Wtedy poznałem po twej minie,
że masz ważniejsze sprawy Boże.
Siedziałeś smutny, frasobliwy,
oparty o krzyż który niosłeś.
Nie pomyślałeś żeby na mnie
swoje oblicze zwrócić wzniosłe.
Chwilę przy Tobie tam postałem
lecz nie zrobiłem się mądrzejszy.
Znów odpowiedzi nie dostałem
na zestaw pytań najważniejszych:
jak kochać ?
jak umierać ?
Dziś już nie szukam, Ty mnie znajdziesz,
choć Panie czasu nie masz już za wiele.
Tobie powinno zależeć chyba bardziej
by mądrej odpowiedzi mi udzielić?
Więc powiedz wprost, to dla mnie ważne,
swych myśli nie oblekaj w przypowieści…
To takie z Twojej strony nierozważne
bym sam ją wysnuwał z życia treści.
Zatem w sposób łagodny, zrozumiały
wiadomość przekaż by mnie nie męczyć
Wiesz dobrze, taki jestem już
zgorzkniały,
że nie zapytam choć to mnie dręczy:
jak umierać?
Komentarze (18)
Płynność prawie na szóstkę, treść - bez prawie.
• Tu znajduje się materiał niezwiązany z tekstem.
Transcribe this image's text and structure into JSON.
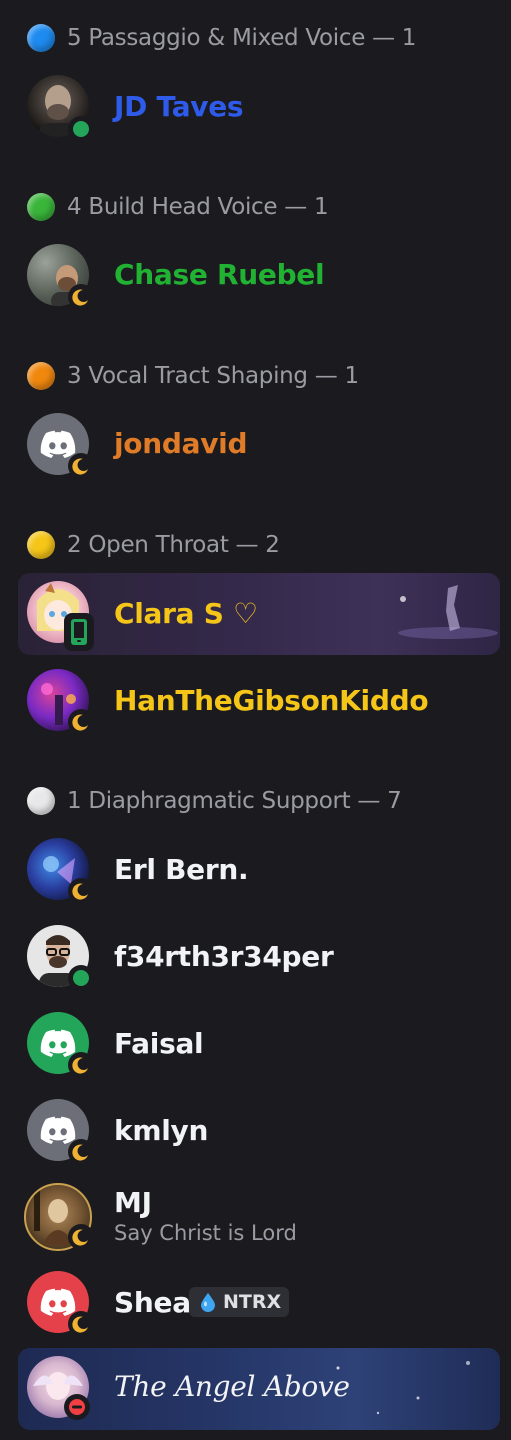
{
  "groups": [
    {
      "id": "g5",
      "dot_color": "#1e8bf0",
      "title": "5 Passaggio & Mixed Voice — 1"
    },
    {
      "id": "g4",
      "dot_color": "#3ab53a",
      "title": "4 Build Head Voice — 1"
    },
    {
      "id": "g3",
      "dot_color": "#f0880e",
      "title": "3 Vocal Tract Shaping — 1"
    },
    {
      "id": "g2",
      "dot_color": "#f5c518",
      "title": "2 Open Throat — 2"
    },
    {
      "id": "g1",
      "dot_color": "#e8e8ea",
      "title": "1 Diaphragmatic Support — 7"
    }
  ],
  "members": [
    {
      "name": "JD Taves",
      "color": "#2f5bea",
      "status": "online",
      "avatar": "photo-bald-man"
    },
    {
      "name": "Chase Ruebel",
      "color": "#22b233",
      "status": "idle",
      "avatar": "photo-man"
    },
    {
      "name": "jondavid",
      "color": "#e07b28",
      "status": "idle",
      "avatar": "discord-default-grey"
    },
    {
      "name": "Clara S ♡",
      "color": "#f5c518",
      "status": "mobile",
      "avatar": "anime-girl"
    },
    {
      "name": "HanTheGibsonKiddo",
      "color": "#f5c518",
      "status": "idle",
      "avatar": "concert-lights"
    },
    {
      "name": "Erl Bern.",
      "color": "#f2f3f5",
      "status": "idle",
      "avatar": "blue-art"
    },
    {
      "name": "f34rth3r34per",
      "color": "#f2f3f5",
      "status": "online",
      "avatar": "photo-glasses-man"
    },
    {
      "name": "Faisal",
      "color": "#f2f3f5",
      "status": "idle",
      "avatar": "discord-default-green"
    },
    {
      "name": "kmlyn",
      "color": "#f2f3f5",
      "status": "idle",
      "avatar": "discord-default-grey"
    },
    {
      "name": "MJ",
      "subtext": "Say Christ is Lord",
      "color": "#f2f3f5",
      "status": "idle",
      "avatar": "painting"
    },
    {
      "name": "Shea",
      "tag": "NTRX",
      "color": "#f2f3f5",
      "status": "idle",
      "avatar": "discord-default-red"
    },
    {
      "name": "The Angel Above",
      "color": "#f2f3f5",
      "status": "dnd",
      "avatar": "angel-art"
    }
  ]
}
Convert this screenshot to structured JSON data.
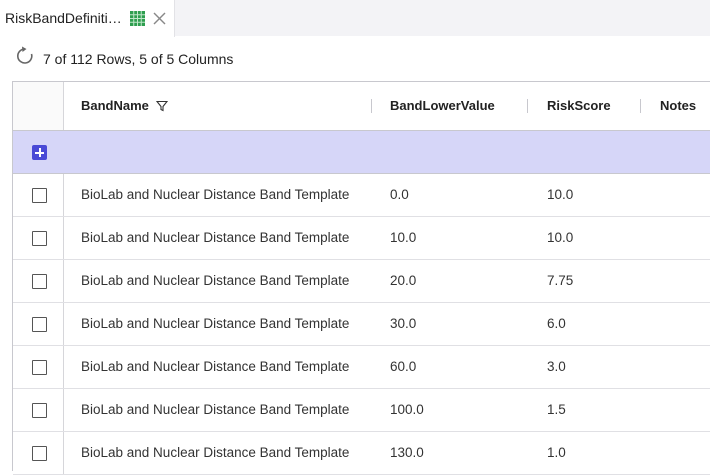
{
  "tab": {
    "title": "RiskBandDefiniti…",
    "icon": "grid-icon",
    "close_icon": "close-icon"
  },
  "status": {
    "refresh_icon": "refresh-icon",
    "row_count": "7 of 112 Rows, 5 of 5 Columns"
  },
  "table": {
    "columns": [
      "BandName",
      "BandLowerValue",
      "RiskScore",
      "Notes"
    ],
    "new_row_icon": "add-icon",
    "rows": [
      {
        "band_name": "BioLab and Nuclear Distance Band Template",
        "band_lower_value": "0.0",
        "risk_score": "10.0",
        "notes": ""
      },
      {
        "band_name": "BioLab and Nuclear Distance Band Template",
        "band_lower_value": "10.0",
        "risk_score": "10.0",
        "notes": ""
      },
      {
        "band_name": "BioLab and Nuclear Distance Band Template",
        "band_lower_value": "20.0",
        "risk_score": "7.75",
        "notes": ""
      },
      {
        "band_name": "BioLab and Nuclear Distance Band Template",
        "band_lower_value": "30.0",
        "risk_score": "6.0",
        "notes": ""
      },
      {
        "band_name": "BioLab and Nuclear Distance Band Template",
        "band_lower_value": "60.0",
        "risk_score": "3.0",
        "notes": ""
      },
      {
        "band_name": "BioLab and Nuclear Distance Band Template",
        "band_lower_value": "100.0",
        "risk_score": "1.5",
        "notes": ""
      },
      {
        "band_name": "BioLab and Nuclear Distance Band Template",
        "band_lower_value": "130.0",
        "risk_score": "1.0",
        "notes": ""
      }
    ]
  },
  "colors": {
    "accent": "#4a4ad6",
    "new_row_background": "#d6d6f8",
    "grid_icon_green": "#2e9e4f"
  }
}
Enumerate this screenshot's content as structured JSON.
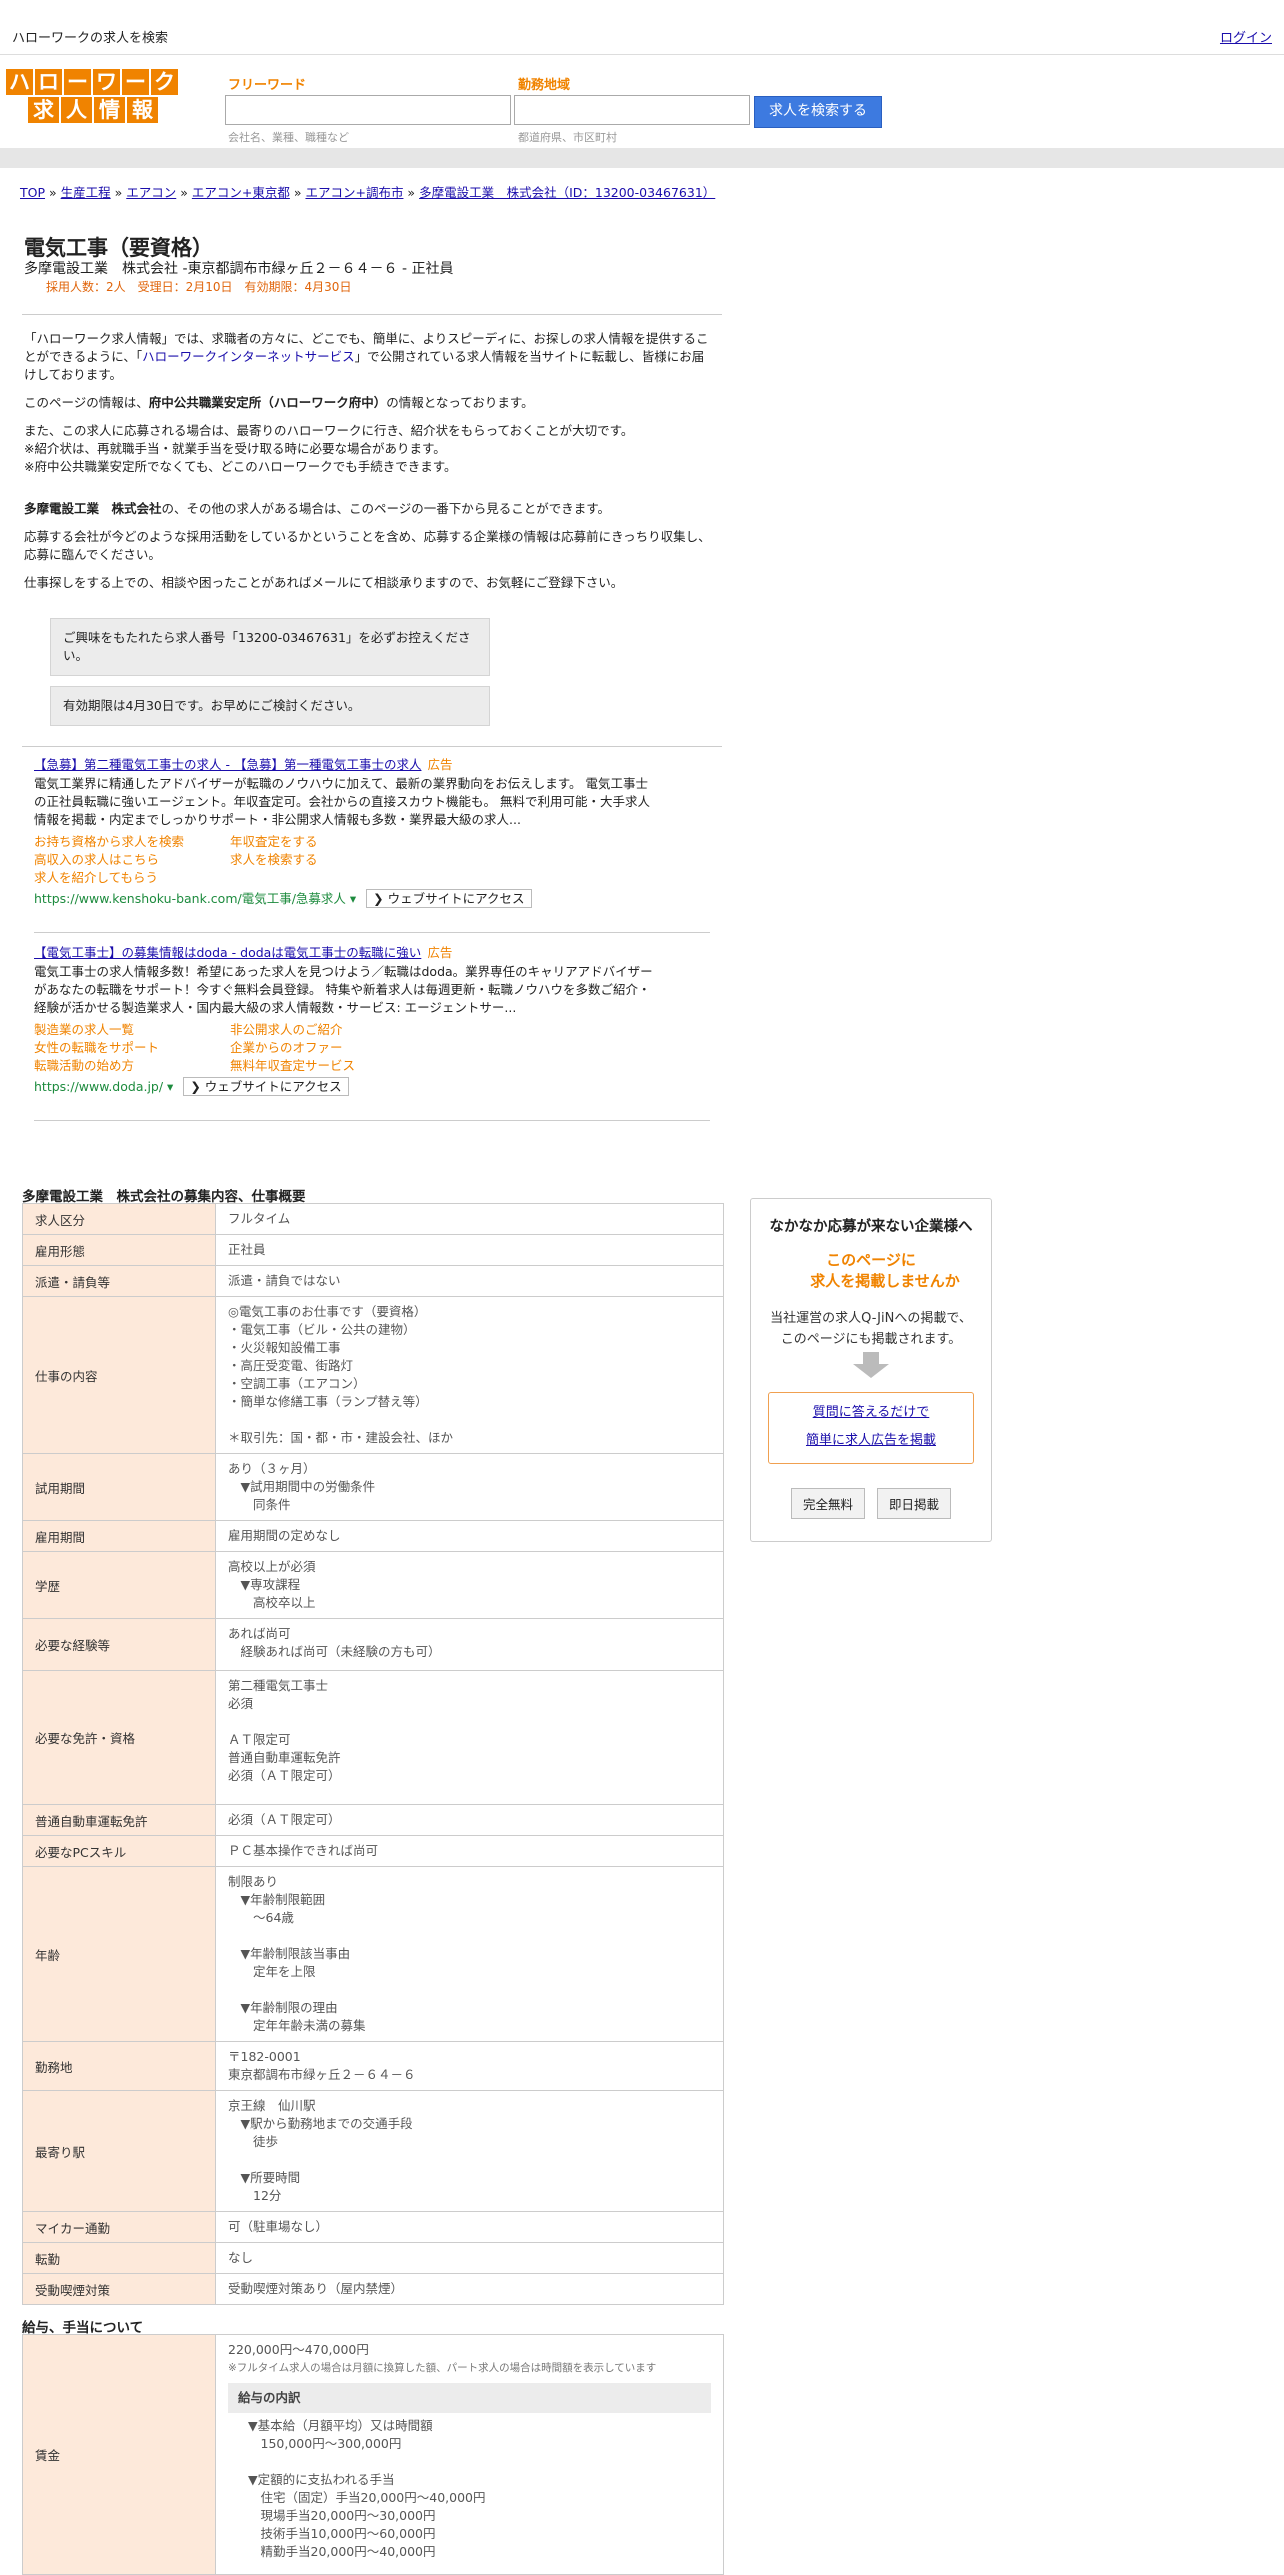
{
  "topbar": {
    "site_name": "ハローワークの求人を検索",
    "login": "ログイン"
  },
  "logo": {
    "row1": [
      "ハ",
      "ロ",
      "ー",
      "ワ",
      "ー",
      "ク"
    ],
    "row2": [
      "求",
      "人",
      "情",
      "報"
    ],
    "brand_color": "#f08300"
  },
  "search": {
    "keyword_label": "フリーワード",
    "keyword_placeholder": "会社名、業種、職種など",
    "area_label": "勤務地域",
    "area_placeholder": "都道府県、市区町村",
    "button": "求人を検索する"
  },
  "breadcrumb": [
    "TOP",
    "生産工程",
    "エアコン",
    "エアコン+東京都",
    "エアコン+調布市",
    "多摩電設工業　株式会社（ID：13200-03467631）"
  ],
  "job": {
    "title": "電気工事（要資格）",
    "subtitle": "多摩電設工業　株式会社 -東京都調布市緑ヶ丘２－６４－６ - 正社員",
    "meta": "採用人数：2人　受理日：2月10日　有効期限：4月30日"
  },
  "intro": {
    "p1_a": "「ハローワーク求人情報」では、求職者の方々に、どこでも、簡単に、よりスピーディに、お探しの求人情報を提供することができるように、「",
    "p1_link": "ハローワークインターネットサービス",
    "p1_b": "」で公開されている求人情報を当サイトに転載し、皆様にお届けしております。",
    "p2_a": "このページの情報は、",
    "p2_bold": "府中公共職業安定所（ハローワーク府中）",
    "p2_b": "の情報となっております。",
    "p3": "また、この求人に応募される場合は、最寄りのハローワークに行き、紹介状をもらっておくことが大切です。",
    "p4": "※紹介状は、再就職手当・就業手当を受け取る時に必要な場合があります。",
    "p5": "※府中公共職業安定所でなくても、どこのハローワークでも手続きできます。",
    "p6_bold": "多摩電設工業　株式会社",
    "p6": "の、その他の求人がある場合は、このページの一番下から見ることができます。",
    "p7": "応募する会社が今どのような採用活動をしているかということを含め、応募する企業様の情報は応募前にきっちり収集し、応募に臨んでください。",
    "p8": "仕事探しをする上での、相談や困ったことがあればメールにて相談承りますので、お気軽にご登録下さい。"
  },
  "notes": {
    "n1": "ご興味をもたれたら求人番号「13200-03467631」を必ずお控えください。",
    "n2": "有効期限は4月30日です。お早めにご検討ください。"
  },
  "ads": [
    {
      "title": "【急募】第二種電気工事士の求人 - 【急募】第一種電気工事士の求人",
      "tag": "広告",
      "desc": "電気工業界に精通したアドバイザーが転職のノウハウに加えて、最新の業界動向をお伝えします。 電気工事士の正社員転職に強いエージェント。年収査定可。会社からの直接スカウト機能も。 無料で利用可能・大手求人情報を掲載・内定までしっかりサポート・非公開求人情報も多数・業界最大級の求人...",
      "links": [
        "お持ち資格から求人を検索",
        "年収査定をする",
        "高収入の求人はこちら",
        "求人を検索する",
        "求人を紹介してもらう"
      ],
      "url": "https://www.kenshoku-bank.com/電気工事/急募求人",
      "visit": "ウェブサイトにアクセス"
    },
    {
      "title": "【電気工事士】の募集情報はdoda - dodaは電気工事士の転職に強い",
      "tag": "広告",
      "desc": "電気工事士の求人情報多数！希望にあった求人を見つけよう／転職はdoda。業界専任のキャリアアドバイザーがあなたの転職をサポート！今すぐ無料会員登録。 特集や新着求人は毎週更新・転職ノウハウを多数ご紹介・経験が活かせる製造業求人・国内最大級の求人情報数・サービス: エージェントサー...",
      "links": [
        "製造業の求人一覧",
        "非公開求人のご紹介",
        "女性の転職をサポート",
        "企業からのオファー",
        "転職活動の始め方",
        "無料年収査定サービス"
      ],
      "url": "https://www.doda.jp/",
      "visit": "ウェブサイトにアクセス"
    }
  ],
  "detail": {
    "title": "多摩電設工業　株式会社の募集内容、仕事概要",
    "rows": [
      {
        "k": "求人区分",
        "v": "フルタイム"
      },
      {
        "k": "雇用形態",
        "v": "正社員"
      },
      {
        "k": "派遣・請負等",
        "v": "派遣・請負ではない"
      },
      {
        "k": "仕事の内容",
        "v": "◎電気工事のお仕事です（要資格）\n・電気工事（ビル・公共の建物）\n・火災報知設備工事\n・高圧受変電、街路灯\n・空調工事（エアコン）\n・簡単な修繕工事（ランプ替え等）\n\n＊取引先：国・都・市・建設会社、ほか"
      },
      {
        "k": "試用期間",
        "v": "あり（３ヶ月）\n　▼試用期間中の労働条件\n　　同条件"
      },
      {
        "k": "雇用期間",
        "v": "雇用期間の定めなし"
      },
      {
        "k": "学歴",
        "v": "高校以上が必須\n　▼専攻課程\n　　高校卒以上"
      },
      {
        "k": "必要な経験等",
        "v": "あれば尚可\n　経験あれば尚可（未経験の方も可）"
      },
      {
        "k": "必要な免許・資格",
        "v": "第二種電気工事士\n必須\n\nＡＴ限定可\n普通自動車運転免許\n必須（ＡＴ限定可）"
      },
      {
        "k": "普通自動車運転免許",
        "v": "必須（ＡＴ限定可）"
      },
      {
        "k": "必要なPCスキル",
        "v": "ＰＣ基本操作できれば尚可"
      },
      {
        "k": "年齢",
        "v": "制限あり\n　▼年齢制限範囲\n　　〜64歳\n\n　▼年齢制限該当事由\n　　定年を上限\n\n　▼年齢制限の理由\n　　定年年齢未満の募集"
      },
      {
        "k": "勤務地",
        "v": "〒182-0001\n東京都調布市緑ヶ丘２－６４－６"
      },
      {
        "k": "最寄り駅",
        "v": "京王線　仙川駅\n　▼駅から勤務地までの交通手段\n　　徒歩\n\n　▼所要時間\n　　12分"
      },
      {
        "k": "マイカー通勤",
        "v": "可（駐車場なし）"
      },
      {
        "k": "転勤",
        "v": "なし"
      },
      {
        "k": "受動喫煙対策",
        "v": "受動喫煙対策あり（屋内禁煙）"
      }
    ]
  },
  "pay": {
    "title": "給与、手当について",
    "label": "賃金",
    "range": "220,000円〜470,000円",
    "note": "※フルタイム求人の場合は月額に換算した額、パート求人の場合は時間額を表示しています",
    "breakdown_title": "給与の内訳",
    "breakdown": "▼基本給（月額平均）又は時間額\n　150,000円〜300,000円\n\n▼定額的に支払われる手当\n　住宅（固定）手当20,000円〜40,000円\n　現場手当20,000円〜30,000円\n　技術手当10,000円〜60,000円\n　精勤手当20,000円〜40,000円"
  },
  "side": {
    "heading": "なかなか応募が来ない企業様へ",
    "catch1": "このページに",
    "catch2": "求人を掲載しませんか",
    "body1": "当社運営の求人Q-JiNへの掲載で、",
    "body2": "このページにも掲載されます。",
    "link1": "質問に答えるだけで",
    "link2": "簡単に求人広告を掲載",
    "btn1": "完全無料",
    "btn2": "即日掲載"
  }
}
Zatem
+.
Witaj, Arturze!!:))) Oj, brakowało mi Ciebie,
brakowało, i Twoich ciepłych Wierszy! Dobrze, że się
odezwałaś, bo już się do Ciebie wybierałam na
Berdytschooff...! ;))
A powyższym - wzruszyłeś...
Dobrze, że Pan B. nie śpieszy się z odpowiedzą na to
ostatnie pytanie.
Ach... I msz rozmiar wierszowi w ogóle nie
szkodzi...! ;)
Serdeczne pozdrowienia! : )
Wiersz niezwykle oddziałujący dla wtajemniczonych.
Jednak szkodzi mu rozmiar. Traci się napięcie.